How cultures define adulthood vary dramatically. For some, adulthood may be religious celebration milestones and for others it may be based on a physical change or event. In still others, it may be based on legal factors such as, chronological age or marital status.
For this Discussion, you will explore cultures and factors that establish adulthood. Also, you will examine the value and limitations of utilizing indicators to define adulthood.
In multiple cultures, marriage is considered a definitive transition to adulthood. Marriage is part of adulthood’s family capacity criteria, reflecting collectivistic values in cultures (Jansen and Arnett,94). Marriage symbolizes a mutual commitment between two individuals from different families (Hemez, 2018, pp.19). Both African American and Latino cultures associate marriage with emerging adulthood in men and women (Killian (2017, pp.232). From both cultures, with marriage comes additional responsibilities that are linked to gender roles. For instance, married men have added the obligation to provide for their new family. Meanwhile, married women have added the responsibility to care for their spouse and their children.
Marriage remains an essential milestone among African Americans and Latinos. Among African Americans and Latinos, marriage is a varying aspect influenced by multiple factors, including interactive, cultural, structural, and individual elements. According to Kilian (2017 pp,.232), the shift in cultural trends of marriage among African Americans impacts the likelihood of getting married. One cultural trend is women’s independence, whereby Black women are embracing the freedom of being independent and not relying on men as spelled out in their traditions. The shift from familism to individualism is a potential limitation, influencing individuals from these cultures to opt not to marry.

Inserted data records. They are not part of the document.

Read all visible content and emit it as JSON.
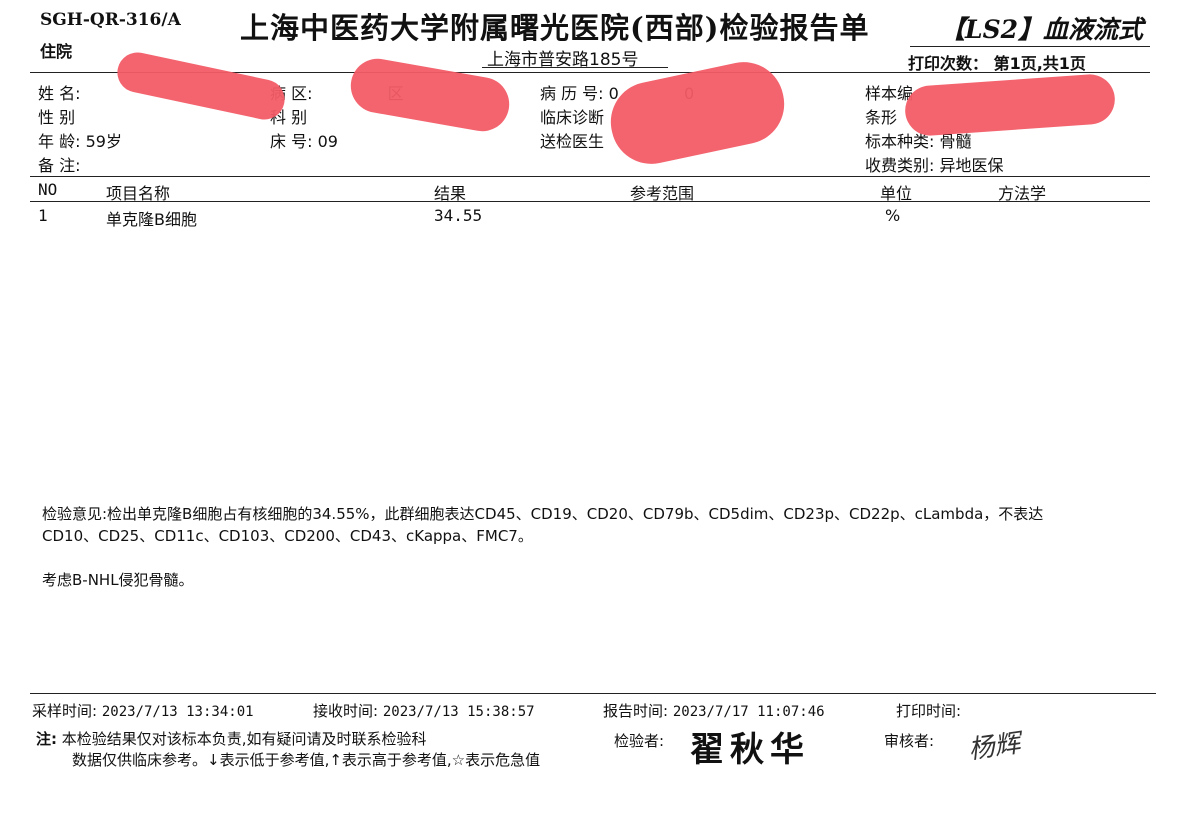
{
  "header": {
    "doc_code": "SGH-QR-316/A",
    "ward_type": "住院",
    "title": "上海中医药大学附属曙光医院(西部)检验报告单",
    "dept_tag": "【LS2】血液流式",
    "address": "上海市普安路185号",
    "print_count": "打印次数： 第1页,共1页"
  },
  "patient": {
    "name_label": "姓  名:",
    "sex_label": "性  别",
    "age_label": "年  龄:",
    "age_value": "59岁",
    "note_label": "备  注:",
    "ward_label": "病  区:",
    "ward_suffix": "区",
    "dept_label": "科  别",
    "bed_label": "床  号:",
    "bed_value": "09",
    "record_label": "病 历 号:",
    "record_partial": "0",
    "record_tail": "0",
    "diagnosis_label": "临床诊断",
    "doctor_label": "送检医生",
    "sample_no_label": "样本编",
    "barcode_label": "条形",
    "specimen_label": "标本种类:",
    "specimen_value": "骨髓",
    "fee_label": "收费类别:",
    "fee_value": "异地医保"
  },
  "table": {
    "headers": {
      "no": "NO",
      "item": "项目名称",
      "result": "结果",
      "reference": "参考范围",
      "unit": "单位",
      "method": "方法学"
    },
    "rows": [
      {
        "no": "1",
        "item": "单克隆B细胞",
        "result": "34.55",
        "reference": "",
        "unit": "%",
        "method": ""
      }
    ]
  },
  "opinion": {
    "line1": "检验意见:检出单克隆B细胞占有核细胞的34.55%，此群细胞表达CD45、CD19、CD20、CD79b、CD5dim、CD23p、CD22p、cLambda，不表达",
    "line2": "CD10、CD25、CD11c、CD103、CD200、CD43、cKappa、FMC7。",
    "line3": "考虑B-NHL侵犯骨髓。"
  },
  "footer": {
    "sample_time_label": "采样时间:",
    "sample_time": "2023/7/13 13:34:01",
    "receive_time_label": "接收时间:",
    "receive_time": "2023/7/13 15:38:57",
    "report_time_label": "报告时间:",
    "report_time": "2023/7/17 11:07:46",
    "print_time_label": "打印时间:",
    "note_label": "注:",
    "note_line1": "本检验结果仅对该标本负责,如有疑问请及时联系检验科",
    "note_line2": "数据仅供临床参考。↓表示低于参考值,↑表示高于参考值,☆表示危急值",
    "examiner_label": "检验者:",
    "examiner_name": "翟秋华",
    "reviewer_label": "审核者:",
    "reviewer_signature": "杨辉"
  },
  "colors": {
    "redaction": "#f25c67",
    "text": "#111111"
  }
}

The value of materialism limiting through popular culture is influencing people’s perception of marriage. Killian (2017, pp.232) suggests that people are neither willing to commit to a relationship that leads to marriage, nor are they ready to sustain these marriages. Divorce is a common outcome in most marriages among both American and Latino cultures. Regardless, marriage is still considered an indicator of adulthood among those who embrace traditions that advocate for the institution of marriage.
Hemez, P. (2018). Young adulthood: Cohabitation, birth, and marriage experiences. Family Profiles, FP-18-22. Bowling Green, OH: National Center for Family & Marriage Research. https://doi.org/10.25035/ncfmr/fp-18-22.
Killian, M. (2017). Soul Mates: Religion, Sex, Love, and Marriage among African Americans and Latinos.